"The evil that men do lives after them," William Shakespeare wrote in Julius Caesar. The magnitude of the human cruelty and violence is often reflected when the events have a name virtually everyone recognizes. One of those is the Bataan Death March, the name given to the Japanese forcing more than 70,000 American and Filipino prisoners of war to walk up to 60 miles from the Bataan peninsula in the Philippines to a central transfer point in April 1942, the midst of the hottest season, with little or no food or water and subject to being beaten, shot or bayoneted at the whim of their captors. More than 65 years later, that event is explored masterfully in Tears in the Darkness: The Story of the Bataan Death March and Its Aftermath.
The book, written by husband and wife Michael and Elizabeth M. Norman, combines broad perspective and history with specific, personal events from a wide range of observers and participants. The book is made even more powerful by the range of personal perspective it uses. Although the story of Ben Steele of Montana helps provide a framework, the Normans give us viewpoints of a significant number of Americans and Filipinos, as well as Japanese.

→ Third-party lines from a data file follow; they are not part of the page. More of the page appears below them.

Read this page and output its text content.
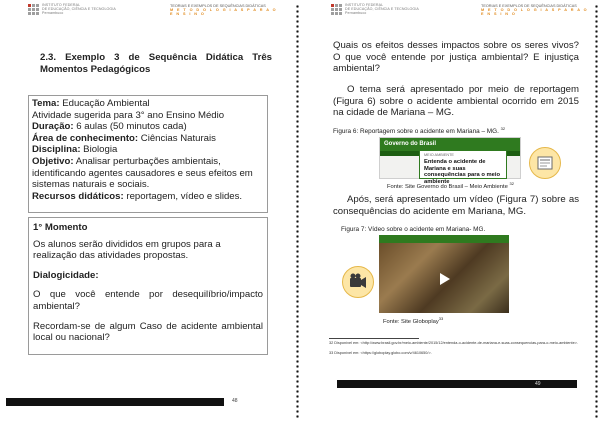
INSTITUTO FEDERAL
DE EDUCAÇÃO, CIÊNCIA E TECNOLOGIA
Pernambuco
TEORIAS E EXEMPLOS DE SEQUÊNCIAS DIDÁTICAS
M E T O D O L O G I A S P A R A O E N S I N O
2.3. Exemplo 3 de Sequência Didática Três Momentos Pedagógicos

Tema: Educação Ambiental

Atividade sugerida para 3° ano Ensino Médio

Duração: 6 aulas (50 minutos cada)

Área de conhecimento: Ciências Naturais

Disciplina: Biologia

Objetivo: Analisar perturbações ambientais, identificando agentes causadores e seus efeitos em sistemas naturais e sociais.

Recursos didáticos: reportagem, vídeo e slides.

1° Momento

Os alunos serão divididos em grupos para a realização das atividades propostas.

Dialogicidade:

O que você entende por desequilíbrio/impacto ambiental?

Recordam-se de algum Caso de acidente ambiental local ou nacional?

48
INSTITUTO FEDERAL
DE EDUCAÇÃO, CIÊNCIA E TECNOLOGIA
Pernambuco
TEORIAS E EXEMPLOS DE SEQUÊNCIAS DIDÁTICAS
M E T O D O L O G I A S P A R A O E N S I N O
Quais os efeitos desses impactos sobre os seres vivos? O que você entende por justiça ambiental? E injustiça ambiental?
O tema será apresentado por meio de reportagem (Figura 6) sobre o acidente ambiental ocorrido em 2015 na cidade de Mariana – MG.
Figura 6: Reportagem sobre o acidente em Mariana – MG. $^{32}$
Governo do Brasil
MEIO AMBIENTE
Entenda o acidente de Mariana e suas consequências para o meio ambiente
Fonte: Site Governo do Brasil – Meio Ambiente $^{32}$
Após, será apresentado um vídeo (Figura 7) sobre as consequências do acidente em Mariana, MG.
Figura 7: Vídeo sobre o acidente em Mariana- MG.
Fonte: Site Globoplay$^{33}$
32 Disponível em: <http://www.brasil.gov.br/meio-ambiente/2015/12/entenda-o-acidente-de-mariana-e-suas-consequencias-para-o-meio-ambiente>.
33 Disponível em: <https://globoplay.globo.com/v/4610650/>.
49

Steele, whose drawings illustrate the book, works well as an archetype of the American experience. He joined the Army Air Corps before the war and ended up being stationed in the Philippines. He was among the many U.S. military men on the island who were forced into combat roles for which they hadn't really been trained. He was on the Death March and in the largest prison camp set up after it. He was placed on a road building crew in the middle of the jungle under conditions worse than the prison camp. He spent time in what passed for the central hospital for American prisoners, one the equipment available for a tracheotomy were a piece of rubber tube and a safety pin. He was then was crammed with more than 1,000 others into the hold of tanker and shipped to Japan as forced labor in a coal mine.
Thus, Steele saw virtually the entire spectrum of the Bataan experience. As noted, though, his story is just part of Tears in the Darkness. The Normans do an excellent job relating the events and circumstances leading up to the battle of the Philippines, the battle in the Bataan peninsula and the death march. Likewise, they follow Norman and others home after the war and report on the war crimes trial of Masaharu Homma, the Japanese general who commanded the force that invaded the Philippines.